Sand dollars and heart urchins stand the test of time in deteriorating environments

When it comes to marine surveys, sea urchins frequently get overlooked despite their significance and abundance. In the denuded Florida Keys, considerable effort has been extended to document the decline of coral, fish, seagrass, and manatees, but only a handful of widescale sea urchin surveys have been carried out over the last 60 years.

According to a 2020 report by the National Oceanic and Atmospheric Administration, Florida’s coral reefs have become impaired in recent decades due to a combination of factors. Since 1987, South Florida has experienced six large-scale coral bleaching events as a result of rising global temperatures, and in 2014, reefs close to Miami were reported to be experiencing an outbreak of stony coral tissue loss disease. Since then, the condition has gotten worse every year to the point where it now affects the entire Florida barrier reef, from Martin County in the center of the state to the farthest point of the Florida Keys.

Delicate seagrass meadows are additionally reeling from the combined effects of climate change, pollution and the reduced influx of freshwater from the Everglades; Florida’s mangrove forests are at risk from increasingly intense tropical weather events; and a 2022 study determined that, of 15 grouper and snapper species popular among recreational fisheries, 85% were being harvested past the point of sustainability in the Florida Keys.

Given the dearth of information on sea urchins, it was difficult to predict how their populations may have fared in the face of the deterioration of the local ecosystems.

“One of the reasons we conduct these surveys is to get a better numerical understanding of how important and abundant these organisms are because right now, that documentation is spotty,” Kowalewski said.

Grun and Kowalewski caution that this survey offers only a small snapshot of sea urchin diversity in the Florida Keys. Sand dollars, sea biscuits, and heart urchins, on the other hand, appear to have largely avoided the deleterious effects of environmental change if their findings are at all representative of neighboring benthic environments.

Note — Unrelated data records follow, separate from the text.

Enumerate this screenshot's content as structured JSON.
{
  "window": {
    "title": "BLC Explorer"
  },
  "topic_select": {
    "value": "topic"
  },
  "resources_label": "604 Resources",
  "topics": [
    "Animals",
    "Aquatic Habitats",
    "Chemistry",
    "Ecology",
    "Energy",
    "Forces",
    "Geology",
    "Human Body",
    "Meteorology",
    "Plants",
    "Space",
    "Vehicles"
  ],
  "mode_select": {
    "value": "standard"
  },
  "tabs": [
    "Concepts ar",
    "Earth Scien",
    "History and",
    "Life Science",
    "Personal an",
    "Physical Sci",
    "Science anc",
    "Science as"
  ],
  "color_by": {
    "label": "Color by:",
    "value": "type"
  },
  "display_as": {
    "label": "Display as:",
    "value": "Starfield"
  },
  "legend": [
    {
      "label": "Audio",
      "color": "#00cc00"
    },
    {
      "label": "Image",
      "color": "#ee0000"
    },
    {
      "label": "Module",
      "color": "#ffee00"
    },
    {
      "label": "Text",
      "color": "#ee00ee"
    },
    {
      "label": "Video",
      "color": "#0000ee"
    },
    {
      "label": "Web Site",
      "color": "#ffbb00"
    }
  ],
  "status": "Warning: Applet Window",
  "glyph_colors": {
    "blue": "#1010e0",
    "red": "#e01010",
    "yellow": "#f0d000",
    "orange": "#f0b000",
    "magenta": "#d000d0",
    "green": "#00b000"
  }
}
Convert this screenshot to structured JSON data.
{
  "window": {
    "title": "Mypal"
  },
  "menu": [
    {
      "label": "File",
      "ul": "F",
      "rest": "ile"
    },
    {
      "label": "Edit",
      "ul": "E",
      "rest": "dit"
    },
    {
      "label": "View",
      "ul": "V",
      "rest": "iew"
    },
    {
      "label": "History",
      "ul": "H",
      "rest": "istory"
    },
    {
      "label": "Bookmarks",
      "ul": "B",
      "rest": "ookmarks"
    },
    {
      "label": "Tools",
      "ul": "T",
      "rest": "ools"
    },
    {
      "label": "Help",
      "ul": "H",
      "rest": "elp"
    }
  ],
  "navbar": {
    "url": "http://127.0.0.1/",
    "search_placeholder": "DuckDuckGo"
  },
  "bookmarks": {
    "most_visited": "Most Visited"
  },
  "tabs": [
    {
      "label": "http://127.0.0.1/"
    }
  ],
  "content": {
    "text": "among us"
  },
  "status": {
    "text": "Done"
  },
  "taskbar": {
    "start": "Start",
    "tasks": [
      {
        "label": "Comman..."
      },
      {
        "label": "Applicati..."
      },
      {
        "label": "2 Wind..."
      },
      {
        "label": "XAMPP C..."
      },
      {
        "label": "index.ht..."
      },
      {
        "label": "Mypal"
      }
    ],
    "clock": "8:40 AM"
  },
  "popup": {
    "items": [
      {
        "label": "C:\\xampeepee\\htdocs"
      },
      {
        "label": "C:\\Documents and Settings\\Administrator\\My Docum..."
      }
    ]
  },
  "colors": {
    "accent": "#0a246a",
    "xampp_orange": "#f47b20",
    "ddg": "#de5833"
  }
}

The majority (63%) of the investigated areas, from deeper mudflats on the other side of the barrier reef to protected seagrass meadows along the shoreline, were home to irregular urchins. They frequently observed deceased urchins’ wafer-like discs dissolving in the sand when they discovered living ones, suggesting that populations may have remained in one spot for several generations.

Although Grun admits it’s difficult to pinpoint the precise reason sea urchin populations have remained unaffected, he surmises that a contributing factor may be people’s general disregard for them. “These sea urchins are neither of commercial nor of recreational interest, and their sandy habitats are not often visited by fishers or divers,” he said.

Uncertainty surrounds whether sea urchins in the Florida Keys will survive unharmed as temperatures rise and oceans become more acidic.

“We’re planning on looking more into the environmental factors that affect sea urchins, such as sediment and water composition, over the next years,” he said, stressing that the amount known about sea urchins is dwarfed by what’s left to be discovered. “We’re entering a new arena of research in which we’d really like to drive home the importance of these organisms and highlight their role as ecosystem engineers.”